Marisa, Monte outro show que esse não deu
Tudo mundo sabe que a Marisa Monte é a maior cantora de churrascaria do Brasil. Ou seja, ela só existe para cantar as músicas dos outros. Infelizmente, ela insiste em pensar, em querer ser uma espécie de comandante moderninha e modernosa da MPB atual. O resultado é um desastre, que só consegue agradar a pseudo críticos de música (não por acaso os maiores patrocinadores da cantora) e neófitos de plantão.
O show Memórias, Crônicas e Declarações de Amor, que lotou durante por cinco dias o Teatro Sesi em Porto Alegre é um reflexo puro e simples do caminho equivocado que a cantora escolheu. Marisa, diga-se de passagem foi acusada, no início da carreira, por possuir um repertório eclético, de ser inconsistente, pois seus discos não tinham equílibrio, nem coesão. Hoje, é fácil afirmar que o cd que deu origem ao show é o mais uniforme de Marisa, afinal é uma chatice do início ao fim.
De qualquer maneira, novamente a melhor coisa do espetáculo ficou por conta de uma regravação. Marisa redescobriu Eu te amo, te amo, te amo do disco O Inimitável Roberto Carlos (1968). Aliás, a música foi incorretamente chamada por um certo crítico (amante de música eletrônica) de um certo jornal como Eu te Amo. O erro é crasso, porque Roberto Carlos já tem um música com esse título, que é uma regravação de And I Love Her.
O problema fulcral do show é que ele pode ser facilmente resumido a três ou quatro bons momentos. Inclusive, todos acontecem quando Marisa esquece o repertório claudicante de Memórias, Crônicas e Declarações de Amor e vai buscar no passado a salvação para a mediocridade galopante da atual MPB. Assim, há um momento intimista com Para ver as Meninas de Paulinho da Viola e, acredite quem quiser, uma regravação de Ontem ao Luar, que ficou famosa na voz de Vicente Celestino. Infelizmente, isso é muito pouco para justificar qualquer pretensão de Marisa de ser considerada uma interprete séria do quilate de uma Gal Costa, por exemplo.
Contudo, o grande erro do espetáculo montado por Marisa Monte foi o uso demasiado e irritante da percussão. No show, dois percussionistas ocupam a frente do palco batucando o tempo todo. Teoricamente, eles fariam o contraponto melódico das canções. O problema é que nem toda a música precisa desse tipo de recurso. Pode-se dizer que Marisa timbalizou o seu repertório, o que, é óbvio, só pode ser mais um exemplo da influência maligna de Carlinhos Brown.

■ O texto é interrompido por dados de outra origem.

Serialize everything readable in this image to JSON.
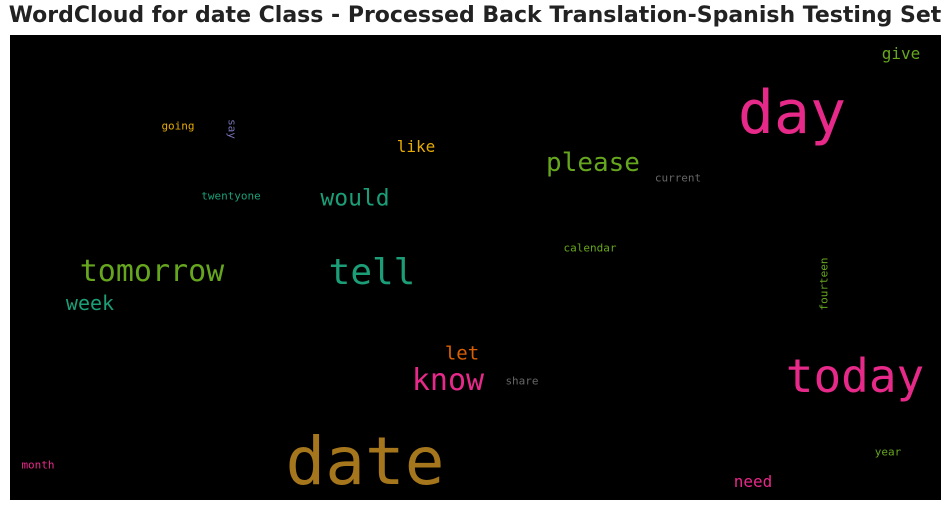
{
  "title": "WordCloud for date Class - Processed Back Translation-Spanish Testing Set",
  "words": {
    "date": "date",
    "day": "day",
    "today": "today",
    "tell": "tell",
    "tomorrow": "tomorrow",
    "know": "know",
    "please": "please",
    "would": "would",
    "week": "week",
    "let": "let",
    "like": "like",
    "need": "need",
    "give": "give",
    "going": "going",
    "say": "say",
    "twentyone": "twentyone",
    "current": "current",
    "calendar": "calendar",
    "fourteen": "fourteen",
    "share": "share",
    "year": "year",
    "month": "month"
  },
  "colors": {
    "background": "#000000",
    "pink": "#e7298a",
    "teal": "#1b9e77",
    "green": "#66a61e",
    "gold": "#a6761d",
    "orange": "#d95f02",
    "amber": "#e6ab02",
    "purple": "#7570b3",
    "gray": "#666666"
  }
}
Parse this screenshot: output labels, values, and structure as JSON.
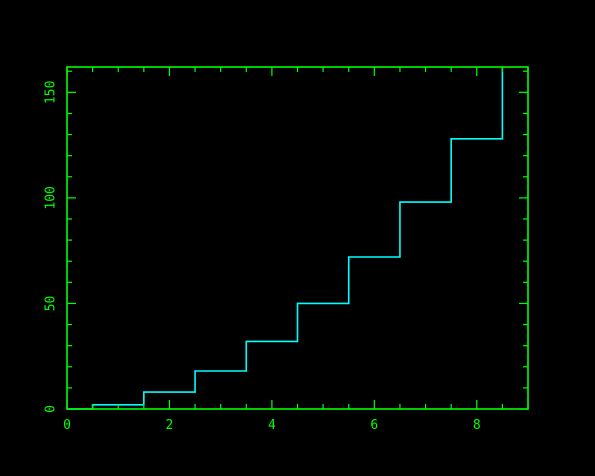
{
  "colors": {
    "background": "#000000",
    "axes": "#00ff00",
    "series": "#00ffff"
  },
  "chart_data": {
    "type": "line",
    "style": "step-histogram",
    "title": "",
    "xlabel": "",
    "ylabel": "",
    "xlim": [
      0,
      9
    ],
    "ylim": [
      0,
      162
    ],
    "grid": false,
    "x_ticks": [
      {
        "value": 0,
        "label": "0"
      },
      {
        "value": 2,
        "label": "2"
      },
      {
        "value": 4,
        "label": "4"
      },
      {
        "value": 6,
        "label": "6"
      },
      {
        "value": 8,
        "label": "8"
      }
    ],
    "y_ticks": [
      {
        "value": 0,
        "label": "0"
      },
      {
        "value": 50,
        "label": "50"
      },
      {
        "value": 100,
        "label": "100"
      },
      {
        "value": 150,
        "label": "150"
      }
    ],
    "x_minor_step": 0.5,
    "y_minor_step": 10,
    "series": [
      {
        "bin_centers": [
          0,
          1,
          2,
          3,
          4,
          5,
          6,
          7,
          8
        ],
        "values": [
          0,
          2,
          8,
          18,
          32,
          50,
          72,
          98,
          128
        ],
        "last_bin_value": 162
      }
    ]
  }
}
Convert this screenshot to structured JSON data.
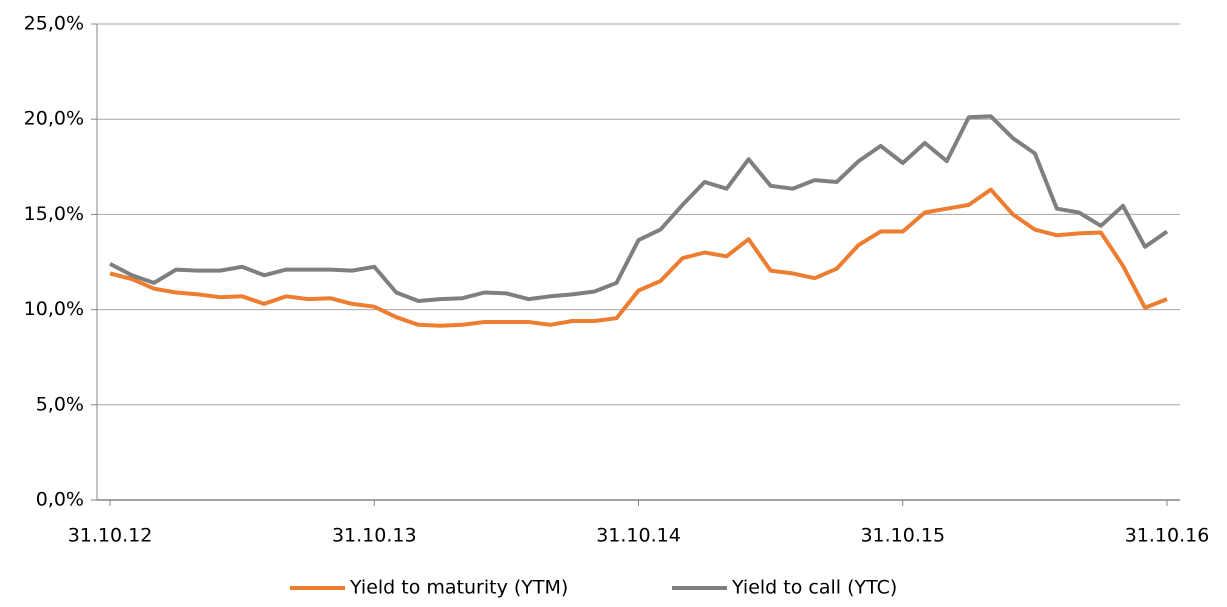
{
  "chart_data": {
    "type": "line",
    "categories": [
      "31.10.12",
      null,
      null,
      null,
      null,
      null,
      null,
      null,
      null,
      null,
      null,
      null,
      "31.10.13",
      null,
      null,
      null,
      null,
      null,
      null,
      null,
      null,
      null,
      null,
      null,
      "31.10.14",
      null,
      null,
      null,
      null,
      null,
      null,
      null,
      null,
      null,
      null,
      null,
      "31.10.15",
      null,
      null,
      null,
      null,
      null,
      null,
      null,
      null,
      null,
      null,
      null,
      "31.10.16"
    ],
    "series": [
      {
        "name": "Yield to maturity (YTM)",
        "color": "#ED7D31",
        "values": [
          11.9,
          11.6,
          11.1,
          10.9,
          10.8,
          10.65,
          10.7,
          10.3,
          10.7,
          10.55,
          10.6,
          10.3,
          10.15,
          9.6,
          9.2,
          9.15,
          9.2,
          9.35,
          9.35,
          9.35,
          9.2,
          9.4,
          9.4,
          9.55,
          11.0,
          11.5,
          12.7,
          13.0,
          12.8,
          13.7,
          12.05,
          11.9,
          11.65,
          12.15,
          13.4,
          14.1,
          14.1,
          15.1,
          15.3,
          15.5,
          16.3,
          15.0,
          14.2,
          13.9,
          14.0,
          14.05,
          12.3,
          10.1,
          10.55
        ]
      },
      {
        "name": "Yield to call (YTC)",
        "color": "#7F7F7F",
        "values": [
          12.4,
          11.8,
          11.4,
          12.1,
          12.05,
          12.05,
          12.25,
          11.8,
          12.1,
          12.1,
          12.1,
          12.05,
          12.25,
          10.9,
          10.45,
          10.55,
          10.6,
          10.9,
          10.85,
          10.55,
          10.7,
          10.8,
          10.95,
          11.4,
          13.65,
          14.2,
          15.5,
          16.7,
          16.35,
          17.9,
          16.5,
          16.35,
          16.8,
          16.7,
          17.8,
          18.6,
          17.7,
          18.75,
          17.8,
          20.1,
          20.15,
          19.0,
          18.2,
          15.3,
          15.1,
          14.4,
          15.45,
          13.3,
          14.1
        ]
      }
    ],
    "ylim": [
      0,
      25
    ],
    "yticks": [
      {
        "value": 0,
        "label": "0,0%"
      },
      {
        "value": 5,
        "label": "5,0%"
      },
      {
        "value": 10,
        "label": "10,0%"
      },
      {
        "value": 15,
        "label": "15,0%"
      },
      {
        "value": 20,
        "label": "20,0%"
      },
      {
        "value": 25,
        "label": "25,0%"
      }
    ],
    "grid": true,
    "legend": "bottom"
  }
}
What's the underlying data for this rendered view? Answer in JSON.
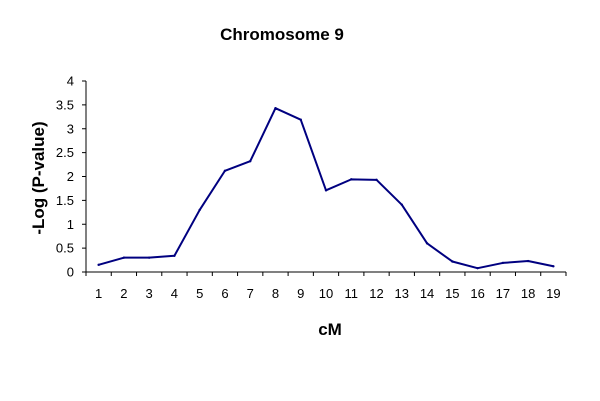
{
  "chart_data": {
    "type": "line",
    "title": "Chromosome 9",
    "xlabel": "cM",
    "ylabel": "-Log (P-value)",
    "categories": [
      "1",
      "2",
      "3",
      "4",
      "5",
      "6",
      "7",
      "8",
      "9",
      "10",
      "11",
      "12",
      "13",
      "14",
      "15",
      "16",
      "17",
      "18",
      "19"
    ],
    "series": [
      {
        "values": [
          0.15,
          0.3,
          0.3,
          0.34,
          1.3,
          2.12,
          2.32,
          3.43,
          3.19,
          1.71,
          1.94,
          1.93,
          1.41,
          0.6,
          0.22,
          0.08,
          0.19,
          0.23,
          0.12
        ],
        "color": "#000080"
      }
    ],
    "ylim": [
      0,
      4
    ],
    "yticks": [
      "0",
      "0.5",
      "1",
      "1.5",
      "2",
      "2.5",
      "3",
      "3.5",
      "4"
    ],
    "grid": false,
    "legend": "none"
  }
}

A platéia que lotou o Teatro Sesi, é claro, reagiu com frieza às esquisitices patrocinadas pela cantora. As músicas mais antigas do repertório de Marisa Monte foram as mais aplaudidas. Apenas Amor I Love you recebeu uma acolhida mais calorosa. Vale ressaltar que a música vem sendo repetidamente pichada de brega, de sertaneja. Uma injustiça brutal, pois é de se duvidar que sertanejos sejam tão chatos. Apesar disso, Marisa foi várias vezes interrompida (fã bebum é dose) com gritos do tipo "divina", "maravilhosa", "tu é tudo".
Talvez por isso, como vingança ela tenha preparado o bis mais esdrúxulo que o Teatro Sesi jamais recebeu. Se o leitor já foi a um número razoável de shows sabe que as músicas que ficam para o retorno do artista ao palco são as mais conhecidas e as mais, digamos assim, dançantes. Pois bem, Marisa voltou ao palco e cantou um rock dos Novos Baianos. Qual foi? Ninguém sabe. Imaginem a voz de Marisa Monte tendo que suplantar uma guitarra no volume máximo e dois empolgados batuqueiros de despacho de fim de semana. Como ocorreu em quase todo o show, ninguém entendeu nada. A platéia ficou estática, imóvel, como uma estátua de general, provavelmente pensando se tratar de mais uma esquisitice da cantora (o que, de fato, era).
No fim das contas, o show de Marisa Monte acabou sendo uma crônica de um batuque anunciado. Para ser moderna e descolada, ela insiste em dividir o palco com músicos jovens e sem brilho, como o seu namorado Davi Moraes e o tecladista do famigerado cd Tempestade do Legião Urbana, Carlos Trilha. Também ficou evidente que Marisa quer buscar o mercado exterior, sob o sinistro rótulo World Music, e não é à toa que a percussão ocupa um lugar de destaque. É a velha história de fazer som para gringo ouvir.
A conclusão que se chega ao assistir Memórias, Crônicas e Declarações de Amor, é que Marisa Monte é como a Internet tem um potencial incrível, mas a gente ainda não sabe bem para que isso serve.